I genuinely thought I had written so badly my meaning was lost, and you were poking fun at me based on a misunderstanding.
I'm not taking issue with anything you say about what HE can be like. Most families, regardless of educational choices, are active, positive and visible. Not reclusive abusers.
There is no reason to expect any impact on your family, other than the time it takes to comply with the putative register that the Welsh government has been considering over the last couple of years or so since the serious case review.
If they were trying to impose something onerous, or something that changed your choices about education, that would be quite a different matter to what has leaked so far which is along the lines of a basic register that your child exists and occasional consideration of whether they are ok.
That the existing systems sometimes fail, by missing what is going on, or a case being bungled once a problem has been identified, is not a reason to stop looking at how to make systems work better and examining how every child could be reached.
'The little boy who died' had a name, Dylan Seabridge.
The serious case review has yet to be published, but it seems when concerns were eventually raised, and education officials visited the Seabridges, but had no power to see Dylan.
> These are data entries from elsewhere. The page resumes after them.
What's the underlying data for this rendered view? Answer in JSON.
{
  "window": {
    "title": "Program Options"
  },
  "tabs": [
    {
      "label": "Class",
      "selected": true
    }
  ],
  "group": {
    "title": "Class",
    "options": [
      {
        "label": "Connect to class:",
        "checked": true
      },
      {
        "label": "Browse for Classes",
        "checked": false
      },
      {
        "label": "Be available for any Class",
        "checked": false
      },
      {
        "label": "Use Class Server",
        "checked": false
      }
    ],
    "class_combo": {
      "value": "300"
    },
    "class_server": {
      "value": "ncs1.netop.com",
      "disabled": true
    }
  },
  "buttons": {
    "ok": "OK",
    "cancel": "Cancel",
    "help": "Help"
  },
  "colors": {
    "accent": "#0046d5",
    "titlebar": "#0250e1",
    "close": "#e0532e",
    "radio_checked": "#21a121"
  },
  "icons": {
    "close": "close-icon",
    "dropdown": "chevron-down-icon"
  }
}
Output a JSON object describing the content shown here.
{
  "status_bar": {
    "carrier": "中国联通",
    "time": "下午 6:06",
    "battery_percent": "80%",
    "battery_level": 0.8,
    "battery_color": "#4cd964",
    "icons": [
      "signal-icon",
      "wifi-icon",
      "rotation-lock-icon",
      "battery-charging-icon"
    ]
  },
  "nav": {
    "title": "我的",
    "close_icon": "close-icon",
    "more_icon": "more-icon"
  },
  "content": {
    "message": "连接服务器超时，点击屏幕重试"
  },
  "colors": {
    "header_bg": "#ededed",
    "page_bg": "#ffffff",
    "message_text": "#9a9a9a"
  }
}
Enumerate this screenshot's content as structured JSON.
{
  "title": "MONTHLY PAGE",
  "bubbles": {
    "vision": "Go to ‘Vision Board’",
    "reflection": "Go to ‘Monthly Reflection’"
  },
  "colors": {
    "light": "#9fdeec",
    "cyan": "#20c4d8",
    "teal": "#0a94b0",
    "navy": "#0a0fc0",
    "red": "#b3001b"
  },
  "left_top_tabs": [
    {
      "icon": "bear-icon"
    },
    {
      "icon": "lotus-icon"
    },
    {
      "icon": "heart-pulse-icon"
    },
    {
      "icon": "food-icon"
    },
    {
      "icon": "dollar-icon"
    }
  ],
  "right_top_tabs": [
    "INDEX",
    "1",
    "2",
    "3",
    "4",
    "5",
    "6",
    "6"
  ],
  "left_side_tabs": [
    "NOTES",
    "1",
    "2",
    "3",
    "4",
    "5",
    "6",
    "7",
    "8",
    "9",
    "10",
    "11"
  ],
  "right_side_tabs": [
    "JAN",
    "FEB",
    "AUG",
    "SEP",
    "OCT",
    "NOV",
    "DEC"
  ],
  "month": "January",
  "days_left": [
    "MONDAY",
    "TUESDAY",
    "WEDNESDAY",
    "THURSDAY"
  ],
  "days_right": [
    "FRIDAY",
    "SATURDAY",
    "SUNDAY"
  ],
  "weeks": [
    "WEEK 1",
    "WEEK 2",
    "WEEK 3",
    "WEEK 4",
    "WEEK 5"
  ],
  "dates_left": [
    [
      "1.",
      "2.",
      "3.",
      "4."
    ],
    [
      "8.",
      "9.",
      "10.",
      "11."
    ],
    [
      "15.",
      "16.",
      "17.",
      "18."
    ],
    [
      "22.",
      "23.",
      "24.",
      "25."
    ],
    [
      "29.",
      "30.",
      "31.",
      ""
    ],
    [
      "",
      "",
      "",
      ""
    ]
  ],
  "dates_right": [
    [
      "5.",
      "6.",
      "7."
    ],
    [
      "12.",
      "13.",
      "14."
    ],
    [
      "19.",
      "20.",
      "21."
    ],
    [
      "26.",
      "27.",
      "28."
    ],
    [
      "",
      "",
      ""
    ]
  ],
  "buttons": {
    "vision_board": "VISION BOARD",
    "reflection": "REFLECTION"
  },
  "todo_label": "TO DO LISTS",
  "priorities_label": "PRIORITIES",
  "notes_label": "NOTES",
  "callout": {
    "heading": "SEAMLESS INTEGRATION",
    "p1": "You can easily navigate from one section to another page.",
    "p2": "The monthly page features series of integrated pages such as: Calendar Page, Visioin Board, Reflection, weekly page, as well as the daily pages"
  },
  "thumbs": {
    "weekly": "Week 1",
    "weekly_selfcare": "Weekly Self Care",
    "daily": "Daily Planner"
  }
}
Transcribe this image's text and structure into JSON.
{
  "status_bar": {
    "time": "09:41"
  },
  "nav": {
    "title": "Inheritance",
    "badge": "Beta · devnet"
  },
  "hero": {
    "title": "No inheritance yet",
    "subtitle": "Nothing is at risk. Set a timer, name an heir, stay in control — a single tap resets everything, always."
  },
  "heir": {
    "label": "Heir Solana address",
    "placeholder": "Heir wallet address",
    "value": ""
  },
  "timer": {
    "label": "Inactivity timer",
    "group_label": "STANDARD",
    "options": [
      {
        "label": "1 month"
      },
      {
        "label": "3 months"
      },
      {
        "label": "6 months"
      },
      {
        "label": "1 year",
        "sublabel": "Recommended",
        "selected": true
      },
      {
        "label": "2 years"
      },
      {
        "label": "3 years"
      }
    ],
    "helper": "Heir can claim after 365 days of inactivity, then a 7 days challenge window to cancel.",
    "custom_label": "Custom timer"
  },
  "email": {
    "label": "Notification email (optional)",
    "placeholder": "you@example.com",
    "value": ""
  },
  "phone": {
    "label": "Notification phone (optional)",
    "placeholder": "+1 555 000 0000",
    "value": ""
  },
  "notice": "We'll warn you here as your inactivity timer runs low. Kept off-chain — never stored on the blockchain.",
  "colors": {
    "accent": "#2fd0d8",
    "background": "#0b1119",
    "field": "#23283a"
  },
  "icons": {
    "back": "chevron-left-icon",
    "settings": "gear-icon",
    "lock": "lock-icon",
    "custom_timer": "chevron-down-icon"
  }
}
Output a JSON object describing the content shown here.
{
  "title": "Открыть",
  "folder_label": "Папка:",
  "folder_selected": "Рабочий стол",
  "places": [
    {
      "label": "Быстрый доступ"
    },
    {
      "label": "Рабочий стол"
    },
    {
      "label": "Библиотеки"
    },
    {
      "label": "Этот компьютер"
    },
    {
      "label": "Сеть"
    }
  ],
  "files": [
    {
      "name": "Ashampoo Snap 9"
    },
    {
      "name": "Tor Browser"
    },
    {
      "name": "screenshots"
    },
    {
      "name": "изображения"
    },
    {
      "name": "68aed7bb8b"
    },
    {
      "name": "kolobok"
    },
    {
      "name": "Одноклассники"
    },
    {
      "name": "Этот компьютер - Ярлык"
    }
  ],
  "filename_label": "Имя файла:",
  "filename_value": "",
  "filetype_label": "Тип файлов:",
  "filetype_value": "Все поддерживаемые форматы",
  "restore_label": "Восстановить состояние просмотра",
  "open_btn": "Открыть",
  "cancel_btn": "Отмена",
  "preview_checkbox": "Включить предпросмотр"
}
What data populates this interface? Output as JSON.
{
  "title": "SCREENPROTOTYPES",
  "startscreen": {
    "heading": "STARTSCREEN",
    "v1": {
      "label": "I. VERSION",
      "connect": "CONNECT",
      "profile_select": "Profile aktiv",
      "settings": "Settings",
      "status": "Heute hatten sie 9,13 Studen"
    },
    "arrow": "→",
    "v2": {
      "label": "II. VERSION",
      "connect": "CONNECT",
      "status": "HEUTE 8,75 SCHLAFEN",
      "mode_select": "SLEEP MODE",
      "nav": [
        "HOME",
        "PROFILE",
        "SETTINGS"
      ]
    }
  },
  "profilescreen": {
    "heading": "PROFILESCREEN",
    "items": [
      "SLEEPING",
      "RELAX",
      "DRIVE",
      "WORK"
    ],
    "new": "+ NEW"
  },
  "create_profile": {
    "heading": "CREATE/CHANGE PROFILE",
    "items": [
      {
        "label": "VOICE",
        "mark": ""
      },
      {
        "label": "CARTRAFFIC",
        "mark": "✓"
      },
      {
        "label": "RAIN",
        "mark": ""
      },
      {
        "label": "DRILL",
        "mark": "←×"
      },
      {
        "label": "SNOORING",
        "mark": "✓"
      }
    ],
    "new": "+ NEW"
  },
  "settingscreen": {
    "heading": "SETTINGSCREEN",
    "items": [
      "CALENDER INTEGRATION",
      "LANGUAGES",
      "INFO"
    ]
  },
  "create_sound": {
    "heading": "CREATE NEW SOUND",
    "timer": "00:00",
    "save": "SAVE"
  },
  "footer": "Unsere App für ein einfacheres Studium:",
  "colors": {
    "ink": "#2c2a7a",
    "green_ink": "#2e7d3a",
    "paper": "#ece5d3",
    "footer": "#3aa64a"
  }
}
The parents, incidentally, dispute the cause of death according to at least one account. So it is quite possible there was more going on, including things which would be spotted in a visible child, or one who had been produced at that point. We don't know yet - so that speculation might be wrong, and I expect we'll know more when the review is published.
Having your DC be registered and seen might not make any difference to them, because you are not abusive parents. Just like the time school staff spend being trained in child protection doesn't make any difference to most families there because they are not abusing their children. But it's done, and the opportunity cost is accepted, because of those it does protect. Those ones don't make the headlines.